Prediction of human disease genes by human-mouse conserved coexpression analysis

Abstract

Background: Even in the post-genomic era, the identification of candidate genes within loci associated with human genetic diseases is a very demanding task, because the critical region may typically contain hundreds of positional candidates. Since genes implicated in similar phenotypes tend to share very similar expression profiles, high throughput gene expression data may represent a very important resource to identify the best candidates for sequencing. However, so far, gene coexpression has not been used very successfully to prioritize positional candidates.

Methodology/principal findings: We show that it is possible to reliably identify disease-relevant relationships among genes from massive microarray datasets by concentrating only on genes sharing similar expression profiles in both human and mouse. Moreover, we show systematically that the integration of human-mouse conserved coexpression with a phenotype similarity map allows the efficient identification of disease genes in large genomic regions. Finally, using this approach on 850 OMIM loci characterized by an unknown molecular basis, we propose high-probability candidates for 81 genetic diseases.

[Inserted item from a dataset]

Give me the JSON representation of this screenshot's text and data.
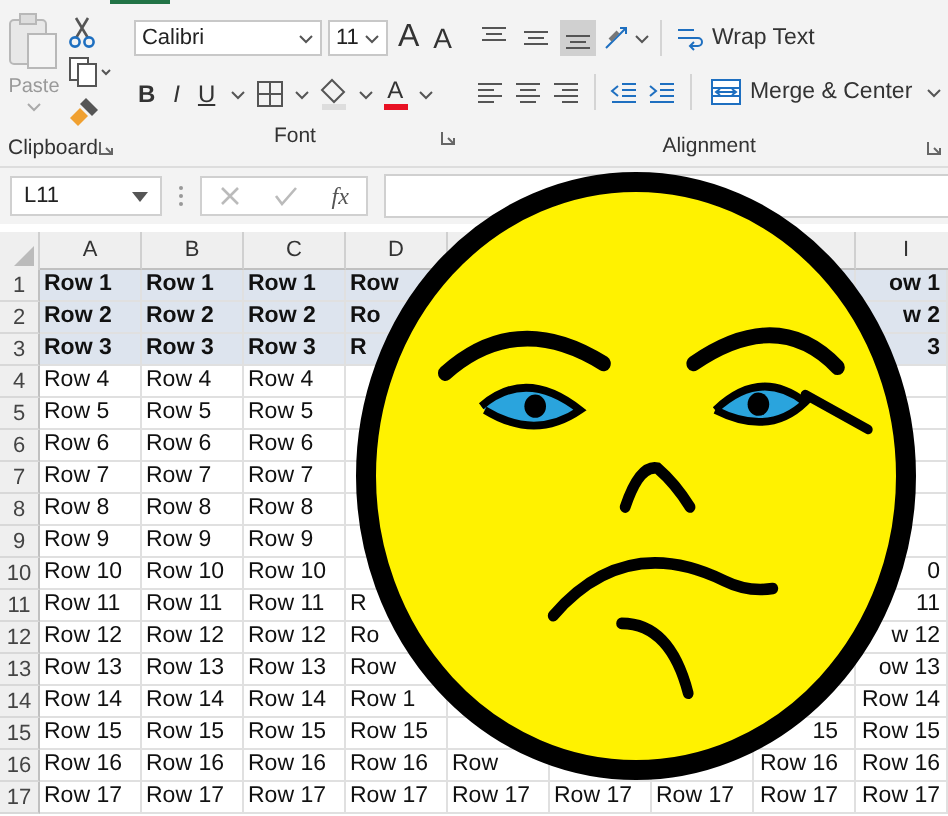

Conclusion: Our results demonstrate that conserved coexpression, even at the human-mouse phylogenetic distance, represents a very strong criterion to predict disease-relevant relationships among human genes.

Figure 1. Identification of candidate disease genes by means of conserved co-expression clusters.

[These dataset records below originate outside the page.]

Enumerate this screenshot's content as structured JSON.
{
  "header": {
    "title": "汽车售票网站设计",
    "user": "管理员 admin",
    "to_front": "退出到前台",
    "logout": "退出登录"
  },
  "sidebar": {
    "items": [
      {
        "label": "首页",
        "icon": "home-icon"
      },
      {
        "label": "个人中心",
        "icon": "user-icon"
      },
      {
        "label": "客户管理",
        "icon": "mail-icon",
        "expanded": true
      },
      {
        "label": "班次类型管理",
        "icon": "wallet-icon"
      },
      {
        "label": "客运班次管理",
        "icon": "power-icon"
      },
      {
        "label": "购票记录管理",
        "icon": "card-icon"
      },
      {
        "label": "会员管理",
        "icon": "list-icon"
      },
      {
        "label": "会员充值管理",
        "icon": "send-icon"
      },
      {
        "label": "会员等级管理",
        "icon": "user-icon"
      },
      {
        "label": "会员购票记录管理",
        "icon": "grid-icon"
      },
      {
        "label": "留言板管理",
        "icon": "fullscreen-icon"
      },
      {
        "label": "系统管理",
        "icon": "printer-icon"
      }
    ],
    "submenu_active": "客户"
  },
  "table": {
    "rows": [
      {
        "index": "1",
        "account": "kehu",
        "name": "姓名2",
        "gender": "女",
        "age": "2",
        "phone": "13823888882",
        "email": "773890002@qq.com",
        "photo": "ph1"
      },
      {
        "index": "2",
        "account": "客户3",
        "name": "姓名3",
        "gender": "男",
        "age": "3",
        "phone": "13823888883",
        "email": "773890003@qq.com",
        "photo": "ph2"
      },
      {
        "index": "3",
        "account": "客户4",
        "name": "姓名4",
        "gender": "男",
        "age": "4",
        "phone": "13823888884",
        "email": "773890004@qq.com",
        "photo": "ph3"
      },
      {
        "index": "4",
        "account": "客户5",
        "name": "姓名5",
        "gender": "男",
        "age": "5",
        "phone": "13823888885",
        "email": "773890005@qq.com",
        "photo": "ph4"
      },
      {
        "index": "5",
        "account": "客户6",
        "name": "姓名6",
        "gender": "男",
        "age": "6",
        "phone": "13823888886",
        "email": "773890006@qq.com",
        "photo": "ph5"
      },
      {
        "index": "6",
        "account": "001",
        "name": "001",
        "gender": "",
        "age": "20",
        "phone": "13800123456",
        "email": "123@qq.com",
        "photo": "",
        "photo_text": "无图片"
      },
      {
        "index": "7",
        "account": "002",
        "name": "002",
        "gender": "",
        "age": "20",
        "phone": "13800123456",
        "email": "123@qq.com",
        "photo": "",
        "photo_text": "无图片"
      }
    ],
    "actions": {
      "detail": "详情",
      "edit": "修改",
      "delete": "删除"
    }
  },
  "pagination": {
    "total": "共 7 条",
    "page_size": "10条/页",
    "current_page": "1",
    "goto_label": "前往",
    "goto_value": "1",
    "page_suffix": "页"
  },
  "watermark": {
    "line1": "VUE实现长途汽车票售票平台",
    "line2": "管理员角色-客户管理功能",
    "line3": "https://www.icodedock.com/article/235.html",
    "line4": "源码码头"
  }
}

A locus with positional candidates (green bar) associated with a disease of unknown molecular basis (yellow) is screened for one or more candidate genes (green sphere) that appear in a conserved coexpression cluster (purple spheres) together with at least two other genes known to be involved in similar phenotypes (yellow spheres), as defined by the MimMiner similarity score.

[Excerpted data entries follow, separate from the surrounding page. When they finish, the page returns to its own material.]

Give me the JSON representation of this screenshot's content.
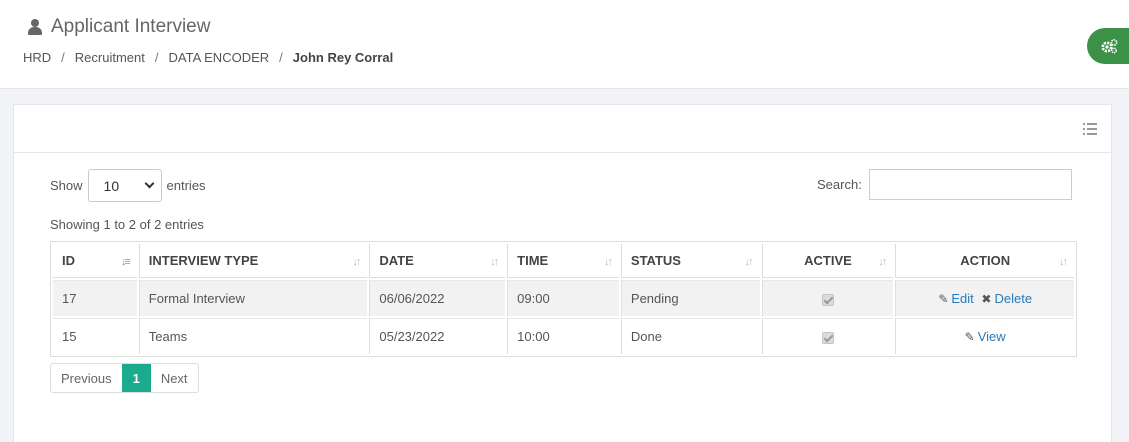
{
  "header": {
    "title": "Applicant Interview",
    "breadcrumb": [
      "HRD",
      "Recruitment",
      "DATA ENCODER",
      "John Rey Corral"
    ]
  },
  "table_controls": {
    "show_label": "Show",
    "entries_value": "10",
    "entries_label": "entries",
    "search_label": "Search:",
    "search_value": "",
    "info": "Showing 1 to 2 of 2 entries"
  },
  "columns": [
    "ID",
    "INTERVIEW TYPE",
    "DATE",
    "TIME",
    "STATUS",
    "ACTIVE",
    "ACTION"
  ],
  "rows": [
    {
      "id": "17",
      "type": "Formal Interview",
      "date": "06/06/2022",
      "time": "09:00",
      "status": "Pending",
      "active": true,
      "actions": [
        "Edit",
        "Delete"
      ]
    },
    {
      "id": "15",
      "type": "Teams",
      "date": "05/23/2022",
      "time": "10:00",
      "status": "Done",
      "active": true,
      "actions": [
        "View"
      ]
    }
  ],
  "pagination": {
    "previous": "Previous",
    "page": "1",
    "next": "Next"
  },
  "icons": {
    "user": "user-icon",
    "settings": "cogs-icon",
    "list": "list-icon",
    "edit": "edit-icon",
    "delete": "times-icon"
  },
  "colors": {
    "accent_green": "#3a9147",
    "pager_active": "#1aaa8c",
    "link": "#2a7ab8"
  }
}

Figure 2. Comparison of the Affy and Stanford networks with functional, physical interaction, and disease-related information.

(A) Prevalence of functionally related coexpression clusters (see Materials and Methods). (B) Number of edges of the CCN joining proteins previously shown to physically interact by different techniques, as deduced by the HPRD database. (C) Number of edges of the indicated networks connecting genes involved in Mendelian phenotypes sharing a MimMiner score of 0.4 or higher. In each case, the results for the actual CCNs are compared to the results averaged on 100 randomized CCNs, with error bars representing the standard deviation of the latter.

Figure 3. Performance of the identification of candidate disease genes as determined by a leave-one-out strategy.

Artificial loci of different sizes were constructed around known disease genes as explained in the text. (A) Fraction of the artificial loci for which it was possible to identify at least one candidate gene, as a function of the locus size. (B) Average number of candidates in the loci for which at least one candidate was identified, as a function of the locus size. (C) Precision as a function of the locus size. Precision is determined as the ratio between the number of loci whose candidate list contained the starting disease gene and the number of loci with candidates. Filled triangles indicate the results obtained with the Affy network, while empty boxes refer to the Stanford network.

Figure 4. Example of identification of candidate disease genes.

Identification of KCNIP4 (green) in the genomic locus 4p15 (containing 86 genes; orange), associated with partial epilepsy with pericentral spikes (OMIM ID 607221). KCNIP4 was found in a disease-related cluster composed of LOC399947 and its nearest neighbors (red and purple spheres, respectively) that contains 5 other genes known to be involved in similar phenotypes (yellow spheres). A second candidate for this disease was found in another disease-associated cluster (not shown; see Table 2).